There are lots of paths to choose from, but the journeys are somewhat directed. The steps to take are still illuminated, the way is fairly clear of obstacles, someone has gone this way before. What you have to do is pretty clear. Do this, then that, followed by that and you’ll be on your way. Honestly, the path is pretty smooth. Sure there are bumps and potholes, twists and turns, but overall this phase of life isn’t that awful.

But then you reach a point where the possibilities are almost endless. There are so many options that the analogy to footpaths doesn’t really work anymore. In fact, the idea that there is any form of path to follow pretty much disappears.

This is where you’ve reached the end of the footpath and where you enter the jungle. The future is obscured by all sorts of things. There may appear to be paths, but they are overgrown, and after a short while, you lose them in the underbrush. You can’t really see the final goal. You may have an idea of where it is, but it’s definitely out of sight.

It’s at this point where there are amazing opportunities, and terrifying dangers. If you lose your way, you have to adjust. Frankly, you have to adjust constantly. That’s life. It’s exciting and terrifying at the same time. There isn’t a single path to follow. People you meet can tell you how they got to where you met them, but none of us can really foretell the future nor do we have great advice on how to get to where we’re going. Let alone where somebody else is going.

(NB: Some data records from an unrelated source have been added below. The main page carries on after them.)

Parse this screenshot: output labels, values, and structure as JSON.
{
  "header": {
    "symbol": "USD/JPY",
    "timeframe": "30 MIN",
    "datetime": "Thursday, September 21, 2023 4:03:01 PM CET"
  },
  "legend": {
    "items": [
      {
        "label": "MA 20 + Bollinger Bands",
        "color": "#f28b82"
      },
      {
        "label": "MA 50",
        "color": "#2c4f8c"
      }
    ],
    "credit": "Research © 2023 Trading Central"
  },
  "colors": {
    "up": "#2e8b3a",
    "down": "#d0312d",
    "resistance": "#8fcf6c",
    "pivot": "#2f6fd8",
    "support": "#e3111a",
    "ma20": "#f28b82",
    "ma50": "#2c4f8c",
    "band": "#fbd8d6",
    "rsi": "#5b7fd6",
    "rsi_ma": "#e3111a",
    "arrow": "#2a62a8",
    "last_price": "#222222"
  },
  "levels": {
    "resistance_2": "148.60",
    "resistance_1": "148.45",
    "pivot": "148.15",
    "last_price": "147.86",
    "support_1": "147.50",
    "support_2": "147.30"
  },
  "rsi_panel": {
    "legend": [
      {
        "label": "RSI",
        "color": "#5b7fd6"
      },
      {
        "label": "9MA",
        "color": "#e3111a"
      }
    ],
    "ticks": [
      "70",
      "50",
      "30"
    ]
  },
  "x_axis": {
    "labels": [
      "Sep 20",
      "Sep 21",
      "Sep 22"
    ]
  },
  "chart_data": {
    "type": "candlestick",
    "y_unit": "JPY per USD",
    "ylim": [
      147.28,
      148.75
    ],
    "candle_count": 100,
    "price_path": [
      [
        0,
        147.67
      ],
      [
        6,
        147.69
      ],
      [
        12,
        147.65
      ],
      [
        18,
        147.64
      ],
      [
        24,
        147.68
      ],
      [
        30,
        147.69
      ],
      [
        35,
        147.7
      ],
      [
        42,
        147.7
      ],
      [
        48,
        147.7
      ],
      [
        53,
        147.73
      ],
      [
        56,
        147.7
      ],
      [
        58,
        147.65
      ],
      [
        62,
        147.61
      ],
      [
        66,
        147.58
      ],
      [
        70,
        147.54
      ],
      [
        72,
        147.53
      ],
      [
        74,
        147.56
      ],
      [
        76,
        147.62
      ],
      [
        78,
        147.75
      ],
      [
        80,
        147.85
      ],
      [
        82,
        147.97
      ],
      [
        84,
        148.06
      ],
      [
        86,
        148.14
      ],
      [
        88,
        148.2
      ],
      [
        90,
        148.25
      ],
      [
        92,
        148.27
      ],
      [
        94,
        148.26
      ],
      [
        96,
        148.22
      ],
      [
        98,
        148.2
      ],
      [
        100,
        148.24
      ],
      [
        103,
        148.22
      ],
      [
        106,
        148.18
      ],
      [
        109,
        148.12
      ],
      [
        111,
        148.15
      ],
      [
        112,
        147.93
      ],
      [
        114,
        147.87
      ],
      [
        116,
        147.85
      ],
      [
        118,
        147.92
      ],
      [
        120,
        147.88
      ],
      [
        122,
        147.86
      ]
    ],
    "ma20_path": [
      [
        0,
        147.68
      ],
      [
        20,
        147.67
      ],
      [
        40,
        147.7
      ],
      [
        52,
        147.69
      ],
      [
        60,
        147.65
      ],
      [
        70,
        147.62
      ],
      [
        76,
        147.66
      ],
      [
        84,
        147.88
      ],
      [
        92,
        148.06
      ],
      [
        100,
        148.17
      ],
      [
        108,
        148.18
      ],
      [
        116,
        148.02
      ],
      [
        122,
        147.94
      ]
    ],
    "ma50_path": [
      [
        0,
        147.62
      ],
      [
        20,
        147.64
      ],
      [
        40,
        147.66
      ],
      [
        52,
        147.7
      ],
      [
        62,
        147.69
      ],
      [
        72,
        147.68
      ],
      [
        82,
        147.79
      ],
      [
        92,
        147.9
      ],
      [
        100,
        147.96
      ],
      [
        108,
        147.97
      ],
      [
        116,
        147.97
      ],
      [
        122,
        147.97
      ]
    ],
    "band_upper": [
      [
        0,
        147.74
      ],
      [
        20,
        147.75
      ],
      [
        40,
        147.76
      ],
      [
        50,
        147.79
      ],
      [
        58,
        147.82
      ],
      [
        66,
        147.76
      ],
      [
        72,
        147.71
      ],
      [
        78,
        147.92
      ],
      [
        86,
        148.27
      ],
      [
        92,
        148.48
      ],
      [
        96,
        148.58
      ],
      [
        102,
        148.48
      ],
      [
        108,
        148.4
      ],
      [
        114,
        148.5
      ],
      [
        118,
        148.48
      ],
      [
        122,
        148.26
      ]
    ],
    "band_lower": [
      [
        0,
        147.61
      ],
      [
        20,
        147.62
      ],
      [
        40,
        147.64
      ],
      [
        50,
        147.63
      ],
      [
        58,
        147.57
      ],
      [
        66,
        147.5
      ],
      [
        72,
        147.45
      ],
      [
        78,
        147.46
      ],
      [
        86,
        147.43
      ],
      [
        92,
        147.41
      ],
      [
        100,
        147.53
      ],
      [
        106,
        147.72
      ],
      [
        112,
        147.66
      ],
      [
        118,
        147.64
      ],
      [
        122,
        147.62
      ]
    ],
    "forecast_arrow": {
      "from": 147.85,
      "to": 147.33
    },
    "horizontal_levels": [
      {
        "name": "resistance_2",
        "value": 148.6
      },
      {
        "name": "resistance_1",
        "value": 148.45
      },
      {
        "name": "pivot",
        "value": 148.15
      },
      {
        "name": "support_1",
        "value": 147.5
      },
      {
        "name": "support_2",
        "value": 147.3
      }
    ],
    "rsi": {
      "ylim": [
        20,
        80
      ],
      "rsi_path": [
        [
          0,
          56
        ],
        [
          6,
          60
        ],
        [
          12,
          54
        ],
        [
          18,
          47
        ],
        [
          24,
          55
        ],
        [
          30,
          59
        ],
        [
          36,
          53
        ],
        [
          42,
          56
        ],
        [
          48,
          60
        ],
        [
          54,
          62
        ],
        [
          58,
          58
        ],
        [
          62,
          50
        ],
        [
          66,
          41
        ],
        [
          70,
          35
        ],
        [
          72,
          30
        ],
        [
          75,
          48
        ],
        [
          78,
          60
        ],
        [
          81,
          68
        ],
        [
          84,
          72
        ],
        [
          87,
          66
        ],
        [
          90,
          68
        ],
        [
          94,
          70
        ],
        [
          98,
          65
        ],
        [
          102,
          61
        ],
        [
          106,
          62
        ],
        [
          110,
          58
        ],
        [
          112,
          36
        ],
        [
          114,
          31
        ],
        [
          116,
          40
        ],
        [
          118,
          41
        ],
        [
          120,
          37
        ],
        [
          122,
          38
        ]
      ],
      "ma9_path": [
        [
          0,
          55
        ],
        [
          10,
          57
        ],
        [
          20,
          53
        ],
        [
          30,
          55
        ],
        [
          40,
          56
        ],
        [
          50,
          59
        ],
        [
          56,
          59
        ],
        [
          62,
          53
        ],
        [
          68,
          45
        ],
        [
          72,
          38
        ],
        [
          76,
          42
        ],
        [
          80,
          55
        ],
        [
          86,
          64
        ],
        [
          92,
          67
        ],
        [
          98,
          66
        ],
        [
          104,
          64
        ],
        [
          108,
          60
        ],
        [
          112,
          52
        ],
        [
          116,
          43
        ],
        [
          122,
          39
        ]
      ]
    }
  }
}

But that’s where you have to rely on your compass. It can tell you which way is North. It can tell you which direction you need to head to achieve your goals. When you have to detour because of some obstacle, you can always refer back to your compass so that you can adjust your trek towards those goals.

And when you get right down to it, that’s where my job as a Dad is really based. In helping my kids find their compass and then teaching them how to use it.

I won’t be there every step of the journey. I wasn’t there every minute when they were on the train tracks of elementary school. Sure I was there at the end of the day when they had questions. I drove them to school and we talked about their days. When they were on the roads of middle school and high school I was there when they needed me, and even times when they thought they didn’t. I spent nights and mornings, and even some daylight hours helping them learn how to use their compass and how to discern where the North should be for them. I made myself available, but it was up to them to get my help. I’d offer, but not push.

The transition to the footpaths of college opened up new opportunities for the kids, but our communications were hampered by distance. I was there for them, and I offered advice along the way, but their footpaths were their own. By this point most of the kids had a firm grip on their compass and had a pretty good idea of where their North was.

In a few short months, I will have three who have completed their undergraduate degrees, and they will be traversing the jungles of their post-graduate years. I’m confident that they have the tools to move forward in life. I’m certain that they have their compass and a great idea of where they are headed. I’ve equipped them with metaphorical flares that they can fire off so that I can find them and guide them as best I can. But I’m also on a journey through the jungle, and I certainly don’t have all the answers.

Some days I wonder if I have any of the answers. But more importantly, I hope that I’ve given my kids the tools to navigate through the jungle of their lives. I hope that I’ve helped them discover how to use their compass and how to find their North. With kids ranging in age from 24 to 11, I know my job is nowhere near to finished…I just hope I’m up to the task.

So as we’re all traveling from our railroads to roads to footpaths to jungles, how are you doing? What’s worked and what hasn’t worked for you?